Featured Scholars

Dr. Heather Davis-Fisch

Heather Davis-Fisch’s book Loss and Cultural Remains in Performance: The Ghosts of the Franklin Expedition (Palgrave Macmillan, 2012) was selected the 2013 winner of the Canadian Association for Theatre Research’s Ann Saddlemyer Prize for the most outstanding book on Canadian drama or theatre. The book examines theatrical and non-theatrical performances produced following the 1845 disappearance of John Franklin’s Northwest Passage expedition. The expedition left few physical traces but a remarkable archive of performative remains; examining these performances generates critical insights into how those affected by the expedition’s disappearance understood the losses they experienced.

Heather has two articles forthcoming in 2014: one examining performances of aboriginal masculinity and civility in Upper Canada in the 1820s and one concerning the affective relationship between Charles Mair’s 1886 play Tecumseh and Indigenous land rights and treaty negotiations in the Canadian west.

She is in the early stages of a new research project that will explore the relationship between landscape, intercultural performance, and colonialism in the Fraser Valley. 

Dr. Ding Lu 

Dr. Ding Lu is a faculty member in the economics department.  He came to UFV in 2008 from Sophia University in Japan. He was also previously a faculty member at the National University of Singapore and the University of Nebraska at Omaha. He holds a PhD from Northwestern University. 

This past year Ding has been the president of the Chinese Economists Society (registered in USA).  In his capacity as president, Ding organized two conferences in China, and presentation sessions at both the Canadian Economics Conference and at the American Economic Association annual meeting.  Ding also presented papers at conferences in China and this fall he is invited to Nagoya and Tokyo in Japan to give two presentations including the keynote speech on the prospect of China-Japan economic relations at the International Symposium on the 40th Anniversary of Normalization of Japan-China Diplomatic Relations.  Ding brings his research and academic experience to the classroom to the benefit of his students. The economics department is pleased to have a member who is so involved in the academic community.

Dr. Ghizlane Laghzaoui

Dr. Ghizlane Laghzaoui only joined UFV as a full-time professor last year, but she's already making waves.
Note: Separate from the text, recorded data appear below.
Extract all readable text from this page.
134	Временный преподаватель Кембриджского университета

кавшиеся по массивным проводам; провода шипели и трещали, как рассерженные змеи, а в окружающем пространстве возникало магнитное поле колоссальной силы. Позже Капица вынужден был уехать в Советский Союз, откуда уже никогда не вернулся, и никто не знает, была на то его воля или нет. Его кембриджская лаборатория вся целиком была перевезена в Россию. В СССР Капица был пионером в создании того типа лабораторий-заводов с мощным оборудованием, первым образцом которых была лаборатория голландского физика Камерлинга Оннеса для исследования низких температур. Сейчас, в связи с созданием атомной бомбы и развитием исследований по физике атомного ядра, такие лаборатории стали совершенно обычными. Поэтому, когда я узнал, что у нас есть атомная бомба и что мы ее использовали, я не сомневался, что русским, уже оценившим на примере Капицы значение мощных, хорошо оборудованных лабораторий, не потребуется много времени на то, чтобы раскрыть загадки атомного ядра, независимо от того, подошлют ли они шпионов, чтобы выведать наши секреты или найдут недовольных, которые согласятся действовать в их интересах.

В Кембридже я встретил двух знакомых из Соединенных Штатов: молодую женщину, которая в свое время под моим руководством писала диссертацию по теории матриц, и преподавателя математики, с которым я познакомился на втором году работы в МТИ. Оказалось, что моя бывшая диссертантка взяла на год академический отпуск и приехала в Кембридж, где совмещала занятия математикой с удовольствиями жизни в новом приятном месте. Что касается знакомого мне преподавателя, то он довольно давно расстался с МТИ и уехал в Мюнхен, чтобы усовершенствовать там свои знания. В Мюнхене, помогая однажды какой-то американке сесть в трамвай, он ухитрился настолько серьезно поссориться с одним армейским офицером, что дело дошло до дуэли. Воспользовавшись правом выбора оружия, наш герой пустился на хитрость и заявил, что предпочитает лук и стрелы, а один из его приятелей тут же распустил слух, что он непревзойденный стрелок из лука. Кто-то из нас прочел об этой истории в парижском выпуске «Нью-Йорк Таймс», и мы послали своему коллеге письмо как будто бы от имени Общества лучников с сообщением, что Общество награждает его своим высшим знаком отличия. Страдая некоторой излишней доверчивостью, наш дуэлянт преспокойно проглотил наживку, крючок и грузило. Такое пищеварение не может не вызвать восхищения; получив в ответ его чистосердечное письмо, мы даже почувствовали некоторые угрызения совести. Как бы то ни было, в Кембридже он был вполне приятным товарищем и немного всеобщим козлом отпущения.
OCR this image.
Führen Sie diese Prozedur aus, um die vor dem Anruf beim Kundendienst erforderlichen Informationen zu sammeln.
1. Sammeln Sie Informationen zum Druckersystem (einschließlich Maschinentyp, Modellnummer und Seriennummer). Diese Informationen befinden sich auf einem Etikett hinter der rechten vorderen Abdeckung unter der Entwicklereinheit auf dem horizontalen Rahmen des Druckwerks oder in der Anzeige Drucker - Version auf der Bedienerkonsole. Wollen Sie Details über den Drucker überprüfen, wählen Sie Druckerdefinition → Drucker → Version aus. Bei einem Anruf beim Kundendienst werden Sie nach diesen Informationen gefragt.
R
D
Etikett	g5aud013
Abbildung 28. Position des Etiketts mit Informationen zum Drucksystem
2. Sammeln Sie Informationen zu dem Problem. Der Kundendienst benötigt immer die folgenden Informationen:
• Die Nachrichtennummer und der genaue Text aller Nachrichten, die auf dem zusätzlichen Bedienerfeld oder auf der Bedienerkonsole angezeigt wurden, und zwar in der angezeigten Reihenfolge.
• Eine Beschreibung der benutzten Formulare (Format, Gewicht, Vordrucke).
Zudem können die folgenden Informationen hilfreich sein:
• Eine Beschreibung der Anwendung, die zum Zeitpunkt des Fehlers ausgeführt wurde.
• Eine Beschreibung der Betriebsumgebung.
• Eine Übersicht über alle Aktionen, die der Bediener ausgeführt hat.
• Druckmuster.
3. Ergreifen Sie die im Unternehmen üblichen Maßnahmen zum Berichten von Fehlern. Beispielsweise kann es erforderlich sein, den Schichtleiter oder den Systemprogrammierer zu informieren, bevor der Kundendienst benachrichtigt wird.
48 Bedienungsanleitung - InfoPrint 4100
She completed her second doctorate at SFU in May 2011, and started teaching at UFV full-time in the fall. She taught French in the Modern Languages departments of both UFV as a sessional and SFU as a limited term lecturer, and loved the experience she had at both universities. So when she graduated with her EdD in 2011 and a full-time position opened up in UFV's Modern Languages Institute, she jumped at the chance without a second thought.

To read more, please go to:
http://blogs.ufv.ca/2012/07/ghizlane-laghzaoui-of-modern-languages-earns-sfu-medal-for-second-doctorate/

Dr. Edward Akuffo

The Canadian International Council has invited Edward to comment on PM Harper's last week visit to Senegal and the Democratic Republic of the Congo, where he attended La Francophonie Summit. Follow this link http://www.opencanada.org/author/eakuffo/ to view Edward's comments. Updated October 18, 2012

Edward Ansah Akuffo is breaking grounds with his book "Canadian Foreign Policy in Africa: Regional Approaches to Peace, Security, and Development", published by Ashgate Publishing. The book is uniqe in three ways.
1. It is the first book that is focused on Canadian Foreign Policy in Africa. It provides a comprehensive study on Canada's internationalism in Africa.
2. It is the first book that analyses Canada's foreign policy towards Africa's regional organizations. Previous studies have focused on development assistance to African States.
3. The book proposes a "Non-Imperial Internationalist" theoretical perspective as an alternative lens to gauge Canadian Policy. This theoretical perspective has the potential of being applied to study the policies of other middle or emerging powers in Africa.

Please follow the link below to read the synopsis, table of contents, and reviews by two scholars in the field.
http://www.ashgate.com/default.aspx?page=637&title_id=11236&edition_id=14711&calcTitle=1

Dr. Alan Cameron

Alan Cameron is currently collaborating with Renee Hamilton-Clark on Bonjour, le Canada!, a first-year university textbook for teaching French within a Canadian, rather than American, context. Bonjour, le Canada! is currently being used in our first-year French courses here at UFV and will be published by Pearson Education in 2013. Alan is also reworking his French linguistics textbook, Carpe Linguam: Introduction à la linguistique française appliquée, for adaptation to a fourth-year level by adding more material on syntax, in particular transformational grammar and the development from Old French.

Dr. Susan Fisher
Associate Dean of Students

A UFV faculty member has won a major national literary prize.

Dr. Susan Fisher, associate dean of the College of Arts and also a faculty member in the English department, won the 2012 Canada Prize for a scholarly work in the humanities category. It was one of four awards — two for scholarly works in the humanities and two for scholarly works in the social sciences, with English and French prizes in each category — awarded by the Canadian Federation for the Humanities and Social Sciences.